Les situations professionnelles sont très variées et le groupe comprend aussi bien des femmes au foyer que d’autres actives ou retraitées. En revanche, la majorité des hommes travaillent à plein temps. Bien que plusieurs mürid aient des revenus modestes, la plupart peuvent être considéré·e·s comme riches par rapport à la moyenne de la population turque. Le groupe comporte plusieurs personnes très fortunées, notamment des hommes d’affaires et des industriels influents. Un nombre non négligeable de disciples peut compter sur l’aide d’employé·e·s de maison à plein temps, ce qui facilite leur engagement intensif aux côtés de la guide. Les disciples de Cemalnur sont très mobiles et leurs activités ont lieu aux quatre coins d’Istanbul; il est donc assez difficile d’y participer si on ne dispose pas d’un véhicule. A cela s’ajoute le coût des sorties en groupe (restaurant, cinéma) et les voyages à l’étranger. Cet aspect financier représente un obstacle clair à la participation des personnes à revenu modeste.

32

Il s’agit d’écoles publiques confessionnelles, chargées de former des imams et des prédicateurs, comme leur nom l’indique. Les matières religieuses y sont enseignées en plus du cursus normal. De nombreuses familles pieuses les considèrent comme une alternative aux écoles secondaires laïques.

70

La présence de disciples aisé·e·s influence le fonctionnement de l'association de manière déterminante. Elles et ils jouent un rôle essentiel en mettant à disposition leurs ressources, financières entre autres, pour les activités de la guide. Leurs salons spacieux de villas luxueuses peuvent accueillir des réunions rassemblant plus d’une cinquantaine de personnes. Il est à noter que les mürid ont tendance à percevoir leur cercle comme ouvert à toutes et à tous et à ne pas être conscient·e·s de leur spécificité de classe.

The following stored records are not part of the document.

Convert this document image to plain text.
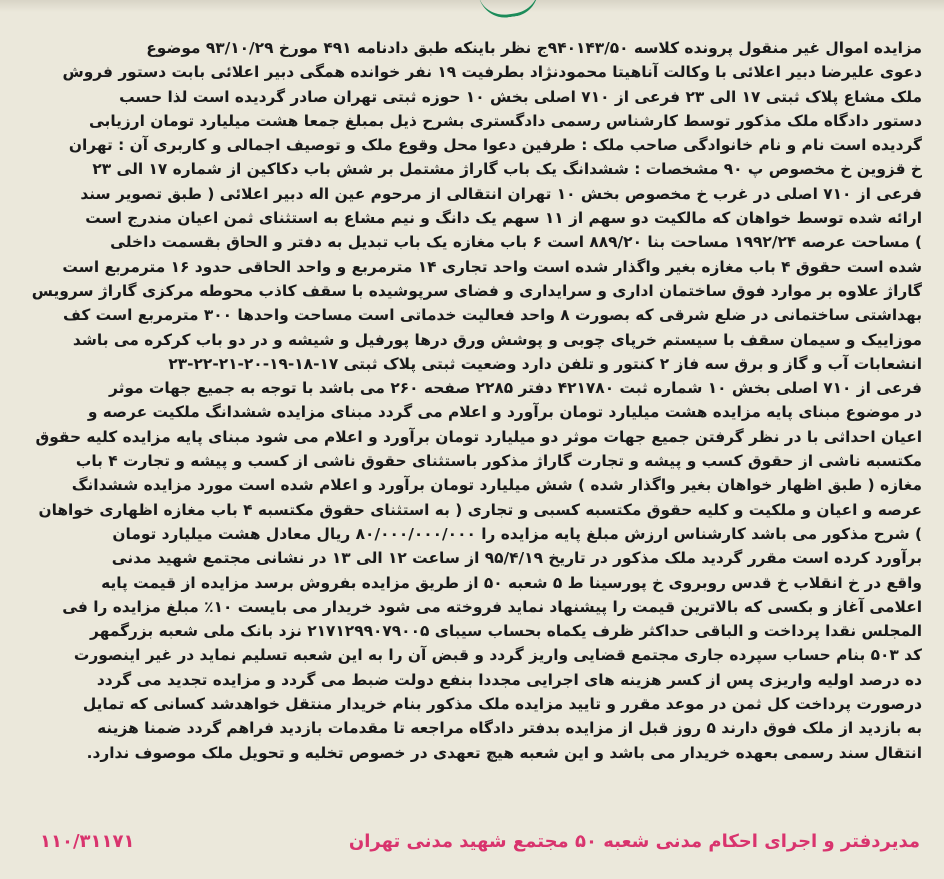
مزایده اموال غیر منقول پرونده کلاسه ۹۴۰۱۴۳/۵۰ج نظر باینکه طبق دادنامه ۴۹۱ مورخ ۹۳/۱۰/۲۹ موضوع
دعوی علیرضا دبیر اعلائی با وکالت آناهیتا محمودنژاد بطرفیت ۱۹ نفر خوانده همگی دبیر اعلائی بابت دستور فروش
ملک مشاع پلاک ثبتی ۱۷ الی ۲۳ فرعی از ۷۱۰ اصلی بخش ۱۰ حوزه ثبتی تهران صادر گردیده است لذا حسب
دستور دادگاه ملک مذکور توسط کارشناس رسمی دادگستری بشرح ذیل بمبلغ جمعا هشت میلیارد تومان ارزیابی
گردیده است نام و نام خانوادگی صاحب ملک : طرفین دعوا محل وقوع ملک و توصیف اجمالی و کاربری آن : تهران
خ قزوین خ مخصوص پ ۹۰ مشخصات : ششدانگ یک باب گاراژ مشتمل بر شش باب دکاکین از شماره ۱۷ الی ۲۳
فرعی از ۷۱۰ اصلی در غرب خ مخصوص بخش ۱۰ تهران انتقالی از مرحوم عین اله دبیر اعلائی ( طبق تصویر سند
ارائه شده توسط خواهان که مالکیت دو سهم از ۱۱ سهم یک دانگ و نیم مشاع به استثنای ثمن اعیان مندرج است
) مساحت عرصه ۱۹۹۲/۲۴ مساحت بنا ۸۸۹/۲۰ است ۶ باب مغازه یک باب تبدیل به دفتر و الحاق بقسمت داخلی
شده است حقوق ۴ باب مغازه بغیر واگذار شده است واحد تجاری ۱۴ مترمربع و واحد الحاقی حدود ۱۶ مترمربع است
گاراژ علاوه بر موارد فوق ساختمان اداری و سرایداری و فضای سرپوشیده با سقف کاذب محوطه مرکزی گاراژ سرویس
بهداشتی ساختمانی در ضلع شرقی که بصورت ۸ واحد فعالیت خدماتی است مساحت واحدها ۳۰۰ مترمربع است کف
موزاییک و سیمان سقف با سیستم خرپای چوبی و پوشش ورق درها پورفیل و شیشه و در دو باب کرکره می باشد
انشعابات آب و گاز و برق سه فاز ۲ کنتور و تلفن دارد وضعیت ثبتی پلاک ثبتی ۱۷-۱۸-۱۹-۲۰-۲۱-۲۲-۲۳
فرعی از ۷۱۰ اصلی بخش ۱۰ شماره ثبت ۴۲۱۷۸۰ دفتر ۲۲۸۵ صفحه ۲۶۰ می باشد با توجه به جمیع جهات موثر
در موضوع مبنای پایه مزایده هشت میلیارد تومان برآورد و اعلام می گردد مبنای مزایده ششدانگ ملکیت عرصه و
اعیان احداثی با در نظر گرفتن جمیع جهات موثر دو میلیارد تومان برآورد و اعلام می شود مبنای پایه مزایده کلیه حقوق
مکتسبه ناشی از حقوق کسب و پیشه و تجارت گاراژ مذکور باستثنای حقوق ناشی از کسب و پیشه و تجارت ۴ باب
مغازه ( طبق اظهار خواهان بغیر واگذار شده ) شش میلیارد تومان برآورد و اعلام شده است مورد مزایده ششدانگ
عرصه و اعیان و ملکیت و کلیه حقوق مکتسبه کسبی و تجاری ( به استثنای حقوق مکتسبه ۴ باب مغازه اظهاری خواهان
) شرح مذکور می باشد کارشناس ارزش مبلغ پایه مزایده را ۸۰/۰۰۰/۰۰۰/۰۰۰ ریال معادل هشت میلیارد تومان
برآورد کرده است مقرر گردید ملک مذکور در تاریخ ۹۵/۴/۱۹ از ساعت ۱۲ الی ۱۳ در نشانی مجتمع شهید مدنی
واقع در خ انقلاب خ قدس روبروی خ پورسینا ط ۵ شعبه ۵۰ از طریق مزایده بفروش برسد مزایده از قیمت پایه
اعلامی آغاز و بکسی که بالاترین قیمت را پیشنهاد نماید فروخته می شود خریدار می بایست ۱۰٪ مبلغ مزایده را فی
المجلس نقدا پرداخت و الباقی حداکثر ظرف یکماه بحساب سیبای ۲۱۷۱۲۹۹۰۷۹۰۰۵ نزد بانک ملی شعبه بزرگمهر
کد ۵۰۳ بنام حساب سپرده جاری مجتمع قضایی واریز گردد و قبض آن را به این شعبه تسلیم نماید در غیر اینصورت
ده درصد اولیه واریزی پس از کسر هزینه های اجرایی مجددا بنفع دولت ضبط می گردد و مزایده تجدید می گردد
درصورت پرداخت کل ثمن در موعد مقرر و تایید مزایده ملک مذکور بنام خریدار منتقل خواهدشد کسانی که تمایل
به بازدید از ملک فوق دارند ۵ روز قبل از مزایده بدفتر دادگاه مراجعه تا مقدمات بازدید فراهم گردد ضمنا هزینه
انتقال سند رسمی بعهده خریدار می باشد و این شعبه هیچ تعهدی در خصوص تخلیه و تحویل ملک موصوف ندارد.
مدیردفتر و اجرای احکام مدنی شعبه ۵۰ مجتمع شهید مدنی تهران
۱۱۰/۳۱۱۷۱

Environ 80% de l’entourage de Cemalnur Sargut est féminin. Les femmes sont en première ligne tant au niveau des fonctions occupées au sein de l’association que de leur présence auprès de la guide. Plusieurs mürid masculins sont toutefois également très impliqués, avec des rôles importants pour certains, par exemple dans la conduite des rituels. Un grand nombre des personnes de l'entourage de la guide sont célibataires. Les conjoint·e·s des disciples marié·e·s font le plus souvent aussi partie du groupe. De fait, c’est en général dans ce cadre qu’ils se sont rencontrés ou alors, ils ont découvert la guide ensemble. Parfois l’un·e des deux a entraîné l’autre. Rares sont les cas de personnes engagées dont le ou la conjoint·e garde ses distances.

Les disciples ont en moyenne entre 30 et 50 ans. La plupart s’est affiliée récemment. De fait, durant ces dix dernières années, Cemalnur Sargut a développé ses activités de guide spirituelle et les a rendues plus visibles. Les plus âgé·e·s ont toutefois aussi connu l'époque de Samiha Ayverdi, voire de Kenan Rifai.

Photo 6, soirée dans une villa au bord du Bosphore appartenant à une des disciples lors du colloque sur Ibn ʿArabī (23.05.2008).